Si bien la Casa Orsola representaba claramente la especulación de los fondos buitre y evidenció la habilidad mediática del Ayuntamiento para presentarse como mediador y solucionador del problema, en este caso el principal responsable del desahucio es el PSC. De hecho, los tres bloques ocupados fueron expropiados oficialmente en 2019 y actualmente forman parte del plan urbanístico de la Rambla Verde, que contempla el desalojo y la demolición de estos. A esto se suma la acusación de “infravivienda”, con la que el Ayuntamiento justifica el mandato de desahucio y la posterior demolición.
«Como aquí no puede llegar la Rambla, lo que quieren construir es un parking al aire libre y para poder hacerlo necesitan expropiar dos fincas más que están colindantes con las que hoy están afectadas», me explica Arán Llivina de la Associació Veïnal Som Barri. «Lo van a tirar al suelo y no van a hacer el equipamiento previsto porque ni siquiera han empezado a expropiar».
Entre las distintas asociaciones presentes para brindar apoyo, Docent 080 puso el foco en los graves perjuicios que los desahucios provocan a los menores y a su derecho a la educación. De hecho, la mayoría de las personas afectadas por los desahucios en Barcelona son niños y niñas, y se superan los 1.000 casos en un solo año. «No puede ser que Barcelona deje colgados a los niños y niñas de esta ciudad y permita un auge creciente de infantes nómadas e itinerantes que no pueden arraigarse en un barrio, en un grupo clase y que cada vez se ven obligados a cambiar de centro educativo», explican desde Docent 080.
A la lucha se sumaron también muchos sindicatos de barrio activos en la defensa de la vivienda, que criticaron duramente la incoherencia del Partido Socialista Catalán, que por un lado promete 50.000 nuevos pisos de alquiler protegido, mientras por otro quiere derribar otros y desalojar a 40 personas para ejecutar un plan aprobado en 2002 y paralizado desde 2008.
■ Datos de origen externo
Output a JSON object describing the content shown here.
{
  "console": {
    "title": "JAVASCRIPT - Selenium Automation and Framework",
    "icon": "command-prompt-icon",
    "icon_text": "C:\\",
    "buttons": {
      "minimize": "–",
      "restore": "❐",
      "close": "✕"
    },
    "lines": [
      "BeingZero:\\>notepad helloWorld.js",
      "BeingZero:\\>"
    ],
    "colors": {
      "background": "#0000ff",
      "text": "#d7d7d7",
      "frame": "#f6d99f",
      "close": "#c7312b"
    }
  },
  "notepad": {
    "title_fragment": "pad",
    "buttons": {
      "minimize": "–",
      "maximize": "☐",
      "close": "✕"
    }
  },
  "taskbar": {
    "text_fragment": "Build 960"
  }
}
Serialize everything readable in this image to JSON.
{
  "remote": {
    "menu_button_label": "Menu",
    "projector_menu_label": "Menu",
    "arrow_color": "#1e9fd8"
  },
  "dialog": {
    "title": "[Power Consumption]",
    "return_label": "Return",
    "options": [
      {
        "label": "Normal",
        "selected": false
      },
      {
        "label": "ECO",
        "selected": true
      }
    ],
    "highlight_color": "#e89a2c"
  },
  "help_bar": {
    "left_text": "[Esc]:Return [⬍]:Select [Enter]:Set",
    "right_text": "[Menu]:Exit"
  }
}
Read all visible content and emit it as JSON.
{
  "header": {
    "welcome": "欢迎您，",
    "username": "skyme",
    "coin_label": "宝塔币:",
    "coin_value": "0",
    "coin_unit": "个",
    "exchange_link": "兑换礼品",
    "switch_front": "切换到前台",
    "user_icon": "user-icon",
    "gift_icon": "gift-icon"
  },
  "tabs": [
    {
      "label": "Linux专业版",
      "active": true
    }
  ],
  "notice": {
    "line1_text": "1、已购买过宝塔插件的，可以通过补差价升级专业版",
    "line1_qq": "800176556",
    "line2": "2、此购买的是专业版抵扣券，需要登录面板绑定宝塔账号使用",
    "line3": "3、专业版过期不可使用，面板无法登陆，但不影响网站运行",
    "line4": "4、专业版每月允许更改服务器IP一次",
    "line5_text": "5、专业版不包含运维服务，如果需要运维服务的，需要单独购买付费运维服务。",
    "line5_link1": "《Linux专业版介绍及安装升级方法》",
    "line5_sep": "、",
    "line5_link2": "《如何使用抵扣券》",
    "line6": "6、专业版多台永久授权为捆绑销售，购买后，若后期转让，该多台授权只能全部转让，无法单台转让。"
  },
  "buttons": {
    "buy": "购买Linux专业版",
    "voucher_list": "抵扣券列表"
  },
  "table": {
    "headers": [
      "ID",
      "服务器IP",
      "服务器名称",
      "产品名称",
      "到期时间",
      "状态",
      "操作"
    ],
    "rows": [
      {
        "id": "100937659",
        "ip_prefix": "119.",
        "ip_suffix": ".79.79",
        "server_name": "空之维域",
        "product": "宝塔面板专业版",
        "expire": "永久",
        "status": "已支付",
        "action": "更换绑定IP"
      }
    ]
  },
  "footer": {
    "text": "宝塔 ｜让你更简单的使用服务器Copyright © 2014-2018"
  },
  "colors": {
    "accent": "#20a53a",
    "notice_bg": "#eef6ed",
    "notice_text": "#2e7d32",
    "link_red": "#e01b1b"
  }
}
«Lo que pretenden hacer aquí en Vallcarca es ir tirando los edificios de gente normal para construir vivienda de lujo, y creo que aquí no solo hablamos de la lucha en Vallcarca sino de una pelea por Barcelona. Para que Barcelona no se convierta en una ciudad donde solo los ricos puedan vivir, sino que sea una ciudad para su gente», afirma Carme Arcarazo del Sindicat de Llogateres i Llogaters.
«El PSC ha enviado una nota de prensa diciendo que hoy, por la alarma social, se cancela este desahucio», anunció alrededor de las 10 de la mañana Iru Moner, representante del Sindicat d’Habitatge de Vallcarca e inquilino directamente afectado por el desalojo de los tres bloques. «El PSC sigue diciendo que nuestros pisos están en situación de infravivienda, tomando un conflicto político como es el de la vivienda y disfrazándolo con argumentos técnicos. Las falacias del PSC para echarnos son mentiras», afirmó Iru Moner desde el balcón de su piso.
El humo verde, que indica la interrupción de un desahucio y la victoria de la resistencia popular, se ha elevado en el cielo de Vallcarca. A la espera de un diálogo real entre las instituciones y el sindicato, se aguarda la nueva fecha del desalojo: está claro que, una vez más, Vallcarca ha hecho oír su voz.